В спорах о генетике Лысенко выдвигал тезис о наследовании приобретенных признаков, а также туманную теорию стадийного развития растений. Во всем систематическом изложении диалектического материализма нельзя найти положения, подкрепляющего эти взгляды[2]. Тем не менее /12/ суждения Лысенко получили в Советском Союзе широкое признание, исключая, пожалуй, лишь небольшой круг биологов-марксистов, а также ряд философов, находившихся вне официальных философских кругов. Вопреки распространенным на Западе взглядам, не существует особой, «марксистской» биологии, вытекающей из работ Маркса и Энгельса[3]. Концепция наследования приобретенных признаков являлась частью биологии XIX в. и не была характерной для марксизма[4]. И хотя положение о наследственной пластичности человека согласовывалось с идеей формирования «нового советского человека», выдвигавшейся советскими лидерами, а наследование признаков, приобретенных за время жизни, было многообещающим свойством такой пластичности, тем не менее лысенковщина в генетике человека не нашла поддержки в СССР; это было скорее распространенной интерпретацией взглядов Лысенко за пределами Советского Союза, чем имеющей обоснование реальной ситуацией внутри страны. Детальное изучение советских источников не подтверждает того факта, что процветание лысенковщины имело место благодаря ее применению в евгенике. В Советском Союзе относились неодобрительно к идее формирования человеческой наследственности даже во времена безраздельного господства взглядов Лысенко. Подъем лысенковщины был скорее результатом длинной цепочки социальных, политических и экономических событий, а не ее связи с марксистской философией. Эти события, так же как и их результаты, были описаны в работах Давида Жоравски и Жореса Медведева[5].

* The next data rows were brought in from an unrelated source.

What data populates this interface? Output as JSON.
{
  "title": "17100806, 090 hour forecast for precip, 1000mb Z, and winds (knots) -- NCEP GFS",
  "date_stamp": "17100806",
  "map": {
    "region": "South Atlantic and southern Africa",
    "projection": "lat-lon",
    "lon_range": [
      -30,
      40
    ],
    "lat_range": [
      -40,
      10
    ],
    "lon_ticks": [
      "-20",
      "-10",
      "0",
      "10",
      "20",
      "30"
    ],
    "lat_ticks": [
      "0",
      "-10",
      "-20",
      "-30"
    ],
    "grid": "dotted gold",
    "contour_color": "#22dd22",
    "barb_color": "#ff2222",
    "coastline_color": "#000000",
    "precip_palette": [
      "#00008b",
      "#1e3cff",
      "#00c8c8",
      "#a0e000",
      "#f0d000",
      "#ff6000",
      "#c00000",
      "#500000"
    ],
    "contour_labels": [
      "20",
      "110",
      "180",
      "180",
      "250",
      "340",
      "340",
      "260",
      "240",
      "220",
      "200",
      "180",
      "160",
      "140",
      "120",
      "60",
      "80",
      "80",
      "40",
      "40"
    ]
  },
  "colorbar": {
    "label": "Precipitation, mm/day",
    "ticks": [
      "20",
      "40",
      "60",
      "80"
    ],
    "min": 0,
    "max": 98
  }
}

С момента заката лысенковщины в СССР после 1965 г. остаточное влияние этой доктрины довольно парадоксально сказалось на дискуссии по другим вопросам философии науки. Так, некоторые советские биологи в стремлении показать свое несогласие с Лысенко и его отрицанием генетики стали придавать ее роли в поведении человека даже большее значение, чем сторонники социобиологии на Западе. Эти советские генетики подверглись резкой критике со стороны ряда советских естествоиспытателей и философов-марксистов, что привело к известной дискуссии о соотношении биологического и социального (nature-nurture) в 70-80-х годах (см. с. 221-243).

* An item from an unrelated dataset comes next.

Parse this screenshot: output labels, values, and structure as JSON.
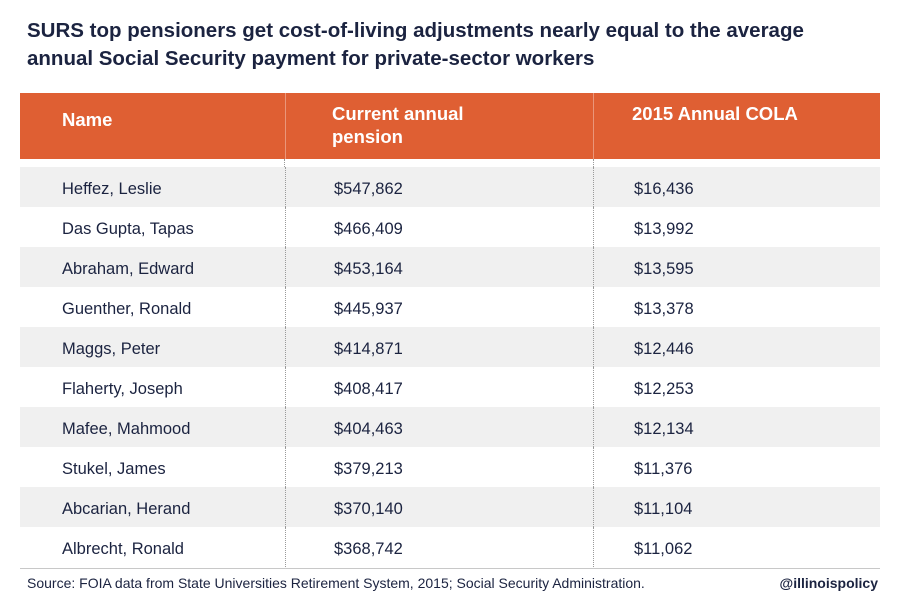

В ходе советских дискуссий по квантовой механике был осуществлен подход к самой сути диалектического материализма как философии науки. Однако в силу различных политических факторов результат оказался совершенно иным, чем в случае с генетикой. Суть диалектического материализма заключается, во-первых, в положении о независимом и единственном существовании материи-энергии и, во-вторых, в признании природных процессов, развивающихся в соответствии с диалектическими законами. По мнению некоторых исследователей, квантовая механика подрывала /13/ обе эти части: с одной стороны, акцент на важности роли наблюдателя, с их точки зрения, свидетельствовал в пользу философского идеализма, с другой — невозможность предсказать траекторию отдельной частицы ставила под вопрос понятие причинности, являющейся составной частью процессов, происходящих в природе. В ходе обсуждений, развернувшихся в СССР, было выработано несколько интерпретаций квантовой механики, суть которых вполне согласовывалась с диалектическим материализмом. Эти интерпретации представляют интерес и с естественнонаучной точки зрения. В.А. Фок, занимавшийся в СССР теоретической физикой и много писавший о взаимосвязи естествознания и диалектического материализма, дискутировал по этому вопросу с Н. Бором, что, по словам самого Фока, помогло сместить в позиции Бора акцент с процесса измерения в сторону более «реалистической» точки зрения (см. с. 332-333).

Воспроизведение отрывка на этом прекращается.